Страница 76 из 77
Зачем он брал это ружье, зачем он шел в это поле, будто нанялся в сторожа? Иначе что ему делать здесь. Пошел, нехотя, через себя, а пришел почти туда, откуда уже не возвращаются. Но разве можно устеречь ночь, землю. Вот ночь и кончается, приспело время, и сам по себе наступает рассвет. Рассветно гудит, просыпаясь, земля.
И летела над землею звезда. И пахло печениками, подгоревшей в золе картошкой.
***
Бусел, может, тот самый, отбившийся от стаи, пришел на коровник, по-старому, или на комплекс, по-новому, неизвестно когда. Он вроде бы жил там вечно. Доярки, скотники уходили вечером, никого не было, а пришли утром — хозяин уже на ногах, ходит между стойлами коров, присматривается то к одной, то к другой, и коровы вроде бы признают в нем хозяина,, будто он всегда был над ними и всегда у них с этим буслом были любовь да дружба, а с Ягодкой, бывшей телкой Ненене, и вообще одно милование. Он и спал возле Милки и любил смотреть сверху, забравшись Милке на спину, и та стояла, не шелохнувшись, когда он, упершись недреманым оком то ли в даль, ограниченную стеной комплекса, то ли обратив взор в себя, думал свою извечную думу. Доярки посмеивались и над Ягодкой, и над буслом:
— Надоело, Ягодка, кормят тебя веточкой, доят «елочкой», в поле просишься, пастуха уже антона завела;
Ягодка к насмешкам была равнодушна, антон же издевки не терпел. И как-то даже поскандалил с дояркой, женой Андрея Выростака.

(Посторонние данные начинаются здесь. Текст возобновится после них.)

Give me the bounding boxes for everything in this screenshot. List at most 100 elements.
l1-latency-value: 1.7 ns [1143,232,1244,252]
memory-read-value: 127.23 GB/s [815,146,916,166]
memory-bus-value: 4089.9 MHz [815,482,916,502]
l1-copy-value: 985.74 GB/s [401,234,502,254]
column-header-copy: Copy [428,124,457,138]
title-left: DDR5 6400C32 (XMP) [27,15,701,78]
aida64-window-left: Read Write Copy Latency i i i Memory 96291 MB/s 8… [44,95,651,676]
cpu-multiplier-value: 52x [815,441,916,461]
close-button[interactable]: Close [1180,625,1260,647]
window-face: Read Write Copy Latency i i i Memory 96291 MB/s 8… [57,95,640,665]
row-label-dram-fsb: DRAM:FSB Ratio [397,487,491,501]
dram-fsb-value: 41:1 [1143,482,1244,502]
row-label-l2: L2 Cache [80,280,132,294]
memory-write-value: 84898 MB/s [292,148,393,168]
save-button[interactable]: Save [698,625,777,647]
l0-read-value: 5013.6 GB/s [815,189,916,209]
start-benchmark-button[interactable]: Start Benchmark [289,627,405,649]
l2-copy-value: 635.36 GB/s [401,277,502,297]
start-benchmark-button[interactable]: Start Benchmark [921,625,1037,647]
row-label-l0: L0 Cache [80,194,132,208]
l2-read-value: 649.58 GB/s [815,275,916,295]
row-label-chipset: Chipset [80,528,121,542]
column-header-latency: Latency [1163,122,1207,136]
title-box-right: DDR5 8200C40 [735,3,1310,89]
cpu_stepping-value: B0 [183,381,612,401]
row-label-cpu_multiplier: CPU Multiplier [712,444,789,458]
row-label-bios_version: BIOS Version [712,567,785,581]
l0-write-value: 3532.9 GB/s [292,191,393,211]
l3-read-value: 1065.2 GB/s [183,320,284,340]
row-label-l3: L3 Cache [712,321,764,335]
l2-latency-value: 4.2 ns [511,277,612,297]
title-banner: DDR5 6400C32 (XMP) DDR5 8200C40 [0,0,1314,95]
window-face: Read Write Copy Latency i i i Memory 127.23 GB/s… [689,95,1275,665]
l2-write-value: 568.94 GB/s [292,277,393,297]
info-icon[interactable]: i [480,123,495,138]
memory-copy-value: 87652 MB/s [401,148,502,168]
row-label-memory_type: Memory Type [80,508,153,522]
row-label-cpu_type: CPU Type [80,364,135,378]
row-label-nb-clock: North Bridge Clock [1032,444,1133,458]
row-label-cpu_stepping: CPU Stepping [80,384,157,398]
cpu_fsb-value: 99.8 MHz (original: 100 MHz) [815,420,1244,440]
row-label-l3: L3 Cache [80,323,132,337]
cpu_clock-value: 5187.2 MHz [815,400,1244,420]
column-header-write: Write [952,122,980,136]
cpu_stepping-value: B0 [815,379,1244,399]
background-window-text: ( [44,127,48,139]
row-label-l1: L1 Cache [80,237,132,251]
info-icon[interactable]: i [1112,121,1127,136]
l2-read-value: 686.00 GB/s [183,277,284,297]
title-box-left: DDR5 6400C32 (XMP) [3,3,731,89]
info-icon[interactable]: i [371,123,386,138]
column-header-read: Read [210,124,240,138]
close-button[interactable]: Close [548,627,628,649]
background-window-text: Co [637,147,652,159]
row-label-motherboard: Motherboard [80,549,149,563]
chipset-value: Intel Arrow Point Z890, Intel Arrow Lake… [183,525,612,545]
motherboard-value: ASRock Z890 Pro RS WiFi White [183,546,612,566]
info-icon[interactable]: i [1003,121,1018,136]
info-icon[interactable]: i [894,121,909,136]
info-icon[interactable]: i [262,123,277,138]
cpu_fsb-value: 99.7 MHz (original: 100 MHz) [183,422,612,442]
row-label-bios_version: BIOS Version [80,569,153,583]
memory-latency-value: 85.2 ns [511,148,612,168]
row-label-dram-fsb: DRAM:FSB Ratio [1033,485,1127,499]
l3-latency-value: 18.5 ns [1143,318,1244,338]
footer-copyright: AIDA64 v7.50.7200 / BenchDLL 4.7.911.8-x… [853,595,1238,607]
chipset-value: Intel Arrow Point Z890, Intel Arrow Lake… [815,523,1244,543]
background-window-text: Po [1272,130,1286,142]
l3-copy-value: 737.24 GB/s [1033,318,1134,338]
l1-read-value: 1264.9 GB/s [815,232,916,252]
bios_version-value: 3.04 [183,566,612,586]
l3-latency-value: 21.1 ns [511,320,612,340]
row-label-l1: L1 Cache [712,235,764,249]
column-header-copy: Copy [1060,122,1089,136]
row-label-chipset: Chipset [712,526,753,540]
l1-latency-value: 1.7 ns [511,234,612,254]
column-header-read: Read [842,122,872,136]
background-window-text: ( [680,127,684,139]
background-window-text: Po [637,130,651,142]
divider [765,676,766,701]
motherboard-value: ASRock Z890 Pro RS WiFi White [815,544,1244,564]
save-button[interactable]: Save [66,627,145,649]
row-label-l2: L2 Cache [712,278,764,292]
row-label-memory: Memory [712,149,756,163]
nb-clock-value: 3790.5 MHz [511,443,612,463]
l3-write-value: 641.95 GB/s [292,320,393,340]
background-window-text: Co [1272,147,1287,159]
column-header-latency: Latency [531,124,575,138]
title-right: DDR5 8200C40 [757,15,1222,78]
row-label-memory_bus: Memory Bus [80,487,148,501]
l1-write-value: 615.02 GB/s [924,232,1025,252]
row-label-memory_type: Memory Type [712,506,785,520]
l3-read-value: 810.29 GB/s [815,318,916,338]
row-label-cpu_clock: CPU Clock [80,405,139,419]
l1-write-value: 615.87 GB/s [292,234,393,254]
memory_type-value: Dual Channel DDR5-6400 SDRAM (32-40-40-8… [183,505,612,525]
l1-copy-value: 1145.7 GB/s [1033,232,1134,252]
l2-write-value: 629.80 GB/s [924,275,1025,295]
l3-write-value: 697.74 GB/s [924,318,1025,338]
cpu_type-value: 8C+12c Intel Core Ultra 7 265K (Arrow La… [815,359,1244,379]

— Во, глядите, глядите, во диво,— завела свою обычную песню жена Выростака, остановившись подле Ягодки и бусла, которые вроде о чем-то говорили меж собой. Бусел тянул к корове красный свой клюв и тихо пощелкивал им, что-то внушал ей, а Ягодка, то ли не соглашаясь, чмыхада, то ли, наоборот, радовалась и одобряла.— Глядите, во, девки, сейчас уговорить,— всплеснула руками доярка. Буслу не понравилось это всплескивание, и он со всех своих длинных ног бросился к ней. Длинноногой оказалась и доярка, словно ветром под смех товарок вымело ее из комплекса, выбежала за ворота. А бусел постоял, посторожил ее у входа и снова направился к Ягодке, навсегда отбив уже охоту насмехаться над ним и Ягодкой. Понемногу он отходил, набирался сил, научился отличать доярок по голосам, шел на их голоса, сохраняя достоинство, брал то, что приносили ему доярки, узнавал по голосу уже и Ягодку. Стоило подруге его замычать, как он со всех ног бежал к ней. Он отлучался, уходил из коровника, бродил по полям, тоскуя или что-то выискивая на этих полях. И в тот день тоже ушел, и не куда-нибудь, а к тем самым торфяникам, где некогда росла малина, где Матвей собирал эту малину вместе с Сергеем Кузьмичом и Шахраем, а бусел еще раньше, до них собирал там лягушек и змей. Быть может, за лягушками и змеями пришел он туда и сейчас, быть может, надеясь еще набрать силы и догнать стаю. Но там, где было болото, сейчас росла картошка, последняя, неубранная в Князьборе в этом году картошка. И князьборцы торопились убрать ее. Бусел остановился на краю поля, не решаясь подойти к людям, но те приметили его, хотя и сытого, но неухоженного, серонавозного, остановились, собираясь перекусить, возле вагончика, который остался тут еще со времен осушения. Достали бутылки с молоком, нарезали сала, хлеба, стали приглашать к столу и бусла. Но тот не пошел, то ли стеснялся, то ли не по вкусу была ему такая еда, хотя от доярок он не брезговал принимать ее.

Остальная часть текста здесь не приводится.